CryoFM-L sampling examples at 3.0 Å/pixel resolution.
import torch
from mmengine import Config
from cryofm.core.utils.mrc_io import save_mrc
from cryofm.projects.cryofm1.lit_modules import CryoFM1
from cryofm.core.utils.sampling_fm import sample_from_fm

# Load configuration and model
cfg = Config.fromfile("path_to/cryofm-v1/cryofm-l/config.yaml")
lit_model = CryoFM1.load_from_safetensors(
    "path_to/cryofm-v1/cryofm-l/model.safetensors", 
    cfg=cfg
)

# Set up device and model
device = torch.device("cuda" if torch.cuda.is_available() else "cpu")
lit_model = lit_model.to(device)
lit_model.eval()

# Define vector field function for flow matching
def v_xt_t(_xt, _t):
    return lit_model(_xt, _t)

# Generate samples
# Note: Enable bfloat16 if your GPU supports it for better performance
with torch.no_grad(), torch.autocast("cuda", dtype=torch.bfloat16):
    out = sample_from_fm(
        v_xt_t, 
        lit_model.noise_scheduler, 
        method="euler", 
        num_steps=200, 
        num_samples=3, 
        device=device, 
        side_shape=128
    )
    # Apply z-scaling normalization if configured
    if hasattr(lit_model.cfg, "z_scale") and lit_model.cfg.z_scale.mean is not None:
        out = out * lit_model.cfg.z_scale.std + lit_model.cfg.z_scale.mean

# Save generated density maps
for i in range(3):
    save_mrc(
        out[i].float().cpu().numpy(), 
        f"sample-{i}.mrc", 
        apix=3.0  # Angstroms per pixel
    )

Advanced Usage

Sampling Methods

The sample_from_fm function supports multiple ODE solvers for the flow matching process:

  • "euler": Euler method (default, fastest)
  • "rk4": 4th-order Runge-Kutta method (more accurate, slower)
  • "midpoint": Midpoint method (balanced)
  • "heun": Heun's method
  • "ralston": Ralston's method

For most use cases, "euler" with 200 steps provides a good balance between quality and speed. For higher quality, consider using "rk4" or increasing num_steps.
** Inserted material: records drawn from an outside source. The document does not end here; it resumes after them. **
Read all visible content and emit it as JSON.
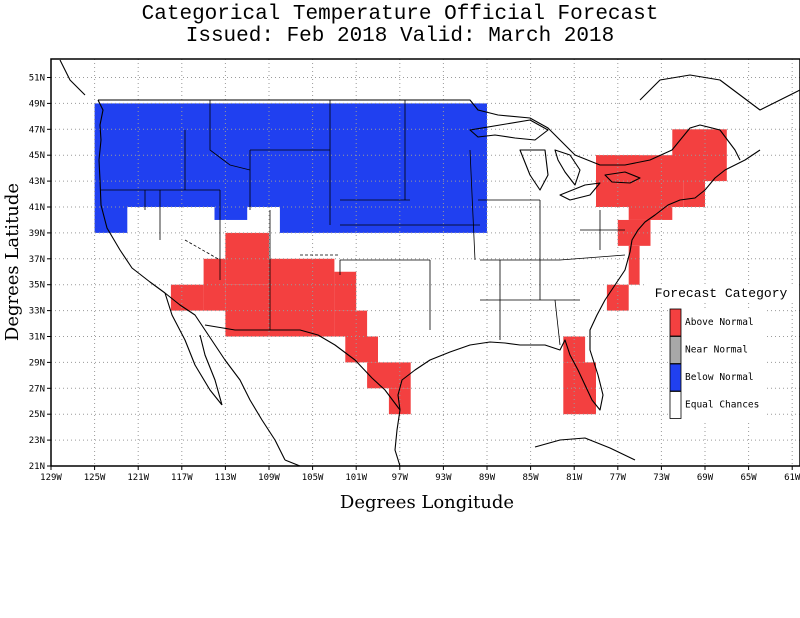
{
  "title_line1": "Categorical Temperature Official Forecast",
  "title_line2": "Issued: Feb 2018 Valid: March 2018",
  "x_axis_label": "Degrees Longitude",
  "y_axis_label": "Degrees Latitude",
  "lon_ticks": [
    "129W",
    "125W",
    "121W",
    "117W",
    "113W",
    "109W",
    "105W",
    "101W",
    "97W",
    "93W",
    "89W",
    "85W",
    "81W",
    "77W",
    "73W",
    "69W",
    "65W",
    "61W"
  ],
  "lat_ticks": [
    "21N",
    "23N",
    "25N",
    "27N",
    "29N",
    "31N",
    "33N",
    "35N",
    "37N",
    "39N",
    "41N",
    "43N",
    "45N",
    "47N",
    "49N",
    "51N"
  ],
  "legend": {
    "title": "Forecast Category",
    "items": [
      {
        "label": "Above Normal",
        "color": "#f34040"
      },
      {
        "label": "Near Normal",
        "color": "#a8a8a8"
      },
      {
        "label": "Below Normal",
        "color": "#2040f0"
      },
      {
        "label": "Equal Chances",
        "color": "#ffffff"
      }
    ]
  },
  "colors": {
    "above": "#f34040",
    "below": "#2040f0"
  },
  "categories": {
    "below_normal": [
      {
        "lon": [
          -125,
          -89
        ],
        "lat": [
          41,
          49
        ]
      },
      {
        "lon": [
          -125,
          -122
        ],
        "lat": [
          39,
          41
        ]
      },
      {
        "lon": [
          -114,
          -111
        ],
        "lat": [
          40,
          43
        ]
      },
      {
        "lon": [
          -108,
          -89
        ],
        "lat": [
          39,
          41
        ]
      }
    ],
    "above_normal": [
      {
        "lon": [
          -113,
          -109
        ],
        "lat": [
          35,
          39
        ]
      },
      {
        "lon": [
          -115,
          -113
        ],
        "lat": [
          33,
          37
        ]
      },
      {
        "lon": [
          -118,
          -115
        ],
        "lat": [
          33,
          35
        ]
      },
      {
        "lon": [
          -109,
          -103
        ],
        "lat": [
          31,
          37
        ]
      },
      {
        "lon": [
          -113,
          -109
        ],
        "lat": [
          31,
          35
        ]
      },
      {
        "lon": [
          -103,
          -101
        ],
        "lat": [
          33,
          36
        ]
      },
      {
        "lon": [
          -103,
          -100
        ],
        "lat": [
          31,
          33
        ]
      },
      {
        "lon": [
          -102,
          -99
        ],
        "lat": [
          29,
          31
        ]
      },
      {
        "lon": [
          -100,
          -96
        ],
        "lat": [
          27,
          29
        ]
      },
      {
        "lon": [
          -98,
          -96
        ],
        "lat": [
          25,
          27
        ]
      },
      {
        "lon": [
          -82,
          -80
        ],
        "lat": [
          29,
          31
        ]
      },
      {
        "lon": [
          -82,
          -79
        ],
        "lat": [
          25,
          29
        ]
      },
      {
        "lon": [
          -78,
          -76
        ],
        "lat": [
          33,
          35
        ]
      },
      {
        "lon": [
          -76,
          -75
        ],
        "lat": [
          35,
          38
        ]
      },
      {
        "lon": [
          -77,
          -74
        ],
        "lat": [
          38,
          40
        ]
      },
      {
        "lon": [
          -76,
          -72
        ],
        "lat": [
          40,
          42
        ]
      },
      {
        "lon": [
          -79,
          -71
        ],
        "lat": [
          41,
          45
        ]
      },
      {
        "lon": [
          -71,
          -69
        ],
        "lat": [
          41,
          45
        ]
      },
      {
        "lon": [
          -72,
          -67
        ],
        "lat": [
          43,
          47
        ]
      },
      {
        "lon": [
          -79,
          -75
        ],
        "lat": [
          43,
          45
        ]
      }
    ]
  }
}
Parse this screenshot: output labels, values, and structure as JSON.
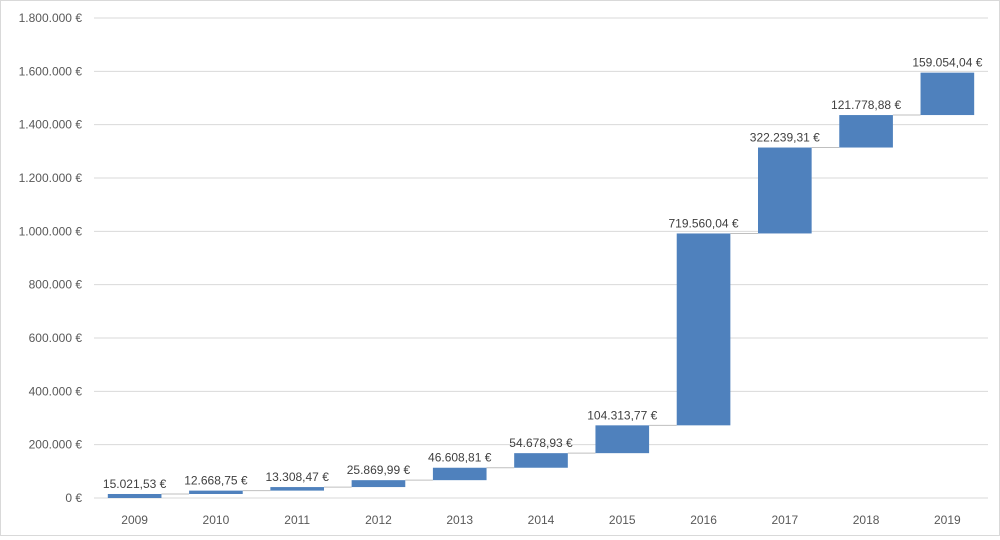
{
  "chart_data": {
    "type": "bar",
    "subtype": "waterfall",
    "title": "",
    "xlabel": "",
    "ylabel": "",
    "categories": [
      "2009",
      "2010",
      "2011",
      "2012",
      "2013",
      "2014",
      "2015",
      "2016",
      "2017",
      "2018",
      "2019"
    ],
    "values": [
      15021.53,
      12668.75,
      13308.47,
      25869.99,
      46608.81,
      54678.93,
      104313.77,
      719560.04,
      322239.31,
      121778.88,
      159054.04
    ],
    "data_labels": [
      "15.021,53 €",
      "12.668,75 €",
      "13.308,47 €",
      "25.869,99 €",
      "46.608,81 €",
      "54.678,93 €",
      "104.313,77 €",
      "719.560,04 €",
      "322.239,31 €",
      "121.778,88 €",
      "159.054,04 €"
    ],
    "ylim": [
      0,
      1800000
    ],
    "y_ticks": [
      0,
      200000,
      400000,
      600000,
      800000,
      1000000,
      1200000,
      1400000,
      1600000,
      1800000
    ],
    "y_tick_labels": [
      "0 €",
      "200.000 €",
      "400.000 €",
      "600.000 €",
      "800.000 €",
      "1.000.000 €",
      "1.200.000 €",
      "1.400.000 €",
      "1.600.000 €",
      "1.800.000 €"
    ],
    "grid": true,
    "legend": "none",
    "colors": {
      "bar": "#4f81bd",
      "grid": "#d9d9d9",
      "connector": "#bfbfbf"
    }
  }
}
Adjusting Sampling Parameters

  • num_steps: Number of integration steps (default: 200). More steps generally yield better quality but take longer.
  • num_samples: Number of samples to generate in a single batch.
  • side_shape: Spatial dimensions of the output volume (64 for CryoFM-S, 128 for CryoFM-L).